The association filed an amended federal lawsuit in Charleston Wednesday, naming 25 restaurants they allege are deceiving consumers by advertising wild, locally caught shrimp on their menus when in fact it's not.
They say testing by a company called SeaD Consulting recently found restaurants serving shrimp from the Pacific Ocean, not the Atlantic, indicating it is most likely imported.
The South Carolina Shrimpers Association says such deception is not only unfair to consumers, but to restaurants that are in fact selling local shrimp, and of course to shrimpers themselves.
“We’ve tied up our boats in the last couple of years because people are buying imports instead of buying ours,” says Rocky Magwood, a fourth-generation shrimper and President of the South Carolina Shrimpers Association.

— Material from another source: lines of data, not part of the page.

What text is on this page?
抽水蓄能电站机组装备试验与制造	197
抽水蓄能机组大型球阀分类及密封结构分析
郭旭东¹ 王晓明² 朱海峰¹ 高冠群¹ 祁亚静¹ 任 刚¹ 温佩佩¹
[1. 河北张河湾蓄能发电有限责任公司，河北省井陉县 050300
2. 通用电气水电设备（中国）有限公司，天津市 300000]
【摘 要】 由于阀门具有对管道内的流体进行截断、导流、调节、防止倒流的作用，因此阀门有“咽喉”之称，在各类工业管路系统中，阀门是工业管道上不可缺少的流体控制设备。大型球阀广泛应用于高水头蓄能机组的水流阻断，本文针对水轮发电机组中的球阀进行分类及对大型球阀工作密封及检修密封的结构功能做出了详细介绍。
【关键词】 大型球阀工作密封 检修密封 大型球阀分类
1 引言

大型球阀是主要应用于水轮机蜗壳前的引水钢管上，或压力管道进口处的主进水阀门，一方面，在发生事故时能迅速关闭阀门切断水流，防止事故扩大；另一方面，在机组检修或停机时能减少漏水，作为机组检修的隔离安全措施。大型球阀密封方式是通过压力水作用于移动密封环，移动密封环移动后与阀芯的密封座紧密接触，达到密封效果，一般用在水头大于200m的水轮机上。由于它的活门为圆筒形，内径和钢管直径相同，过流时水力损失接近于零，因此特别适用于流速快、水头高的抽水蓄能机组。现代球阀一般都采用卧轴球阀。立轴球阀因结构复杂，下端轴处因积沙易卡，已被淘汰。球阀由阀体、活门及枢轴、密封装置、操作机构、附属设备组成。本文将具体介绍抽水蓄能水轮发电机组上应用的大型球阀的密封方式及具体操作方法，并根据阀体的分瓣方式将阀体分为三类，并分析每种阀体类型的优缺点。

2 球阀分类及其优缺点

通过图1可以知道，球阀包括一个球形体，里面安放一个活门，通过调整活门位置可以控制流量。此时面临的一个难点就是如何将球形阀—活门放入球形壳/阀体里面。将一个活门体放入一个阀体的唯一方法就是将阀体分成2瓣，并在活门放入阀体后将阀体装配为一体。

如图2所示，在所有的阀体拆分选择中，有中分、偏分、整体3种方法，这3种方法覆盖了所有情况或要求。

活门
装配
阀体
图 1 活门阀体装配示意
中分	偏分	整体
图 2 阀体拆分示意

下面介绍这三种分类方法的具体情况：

“People think they’re eating our shrimp and supporting us, but we’re having to stop working.”
Attorney Gedney Howe IV says he will begin serving the restaurants named in the coming days. The lawsuit seeks monetary and injunctive relief.
“My clients have been harmed by these practices in the past and unless something is done, they will continue to be harmed by it,” says Howe.
Howe says once notified; the restaurants will have 30 days to respond.
South Carolina Public Radio has obtained a list of restaurants named in the lawsuit but is not publishing until they've had a chance to respond.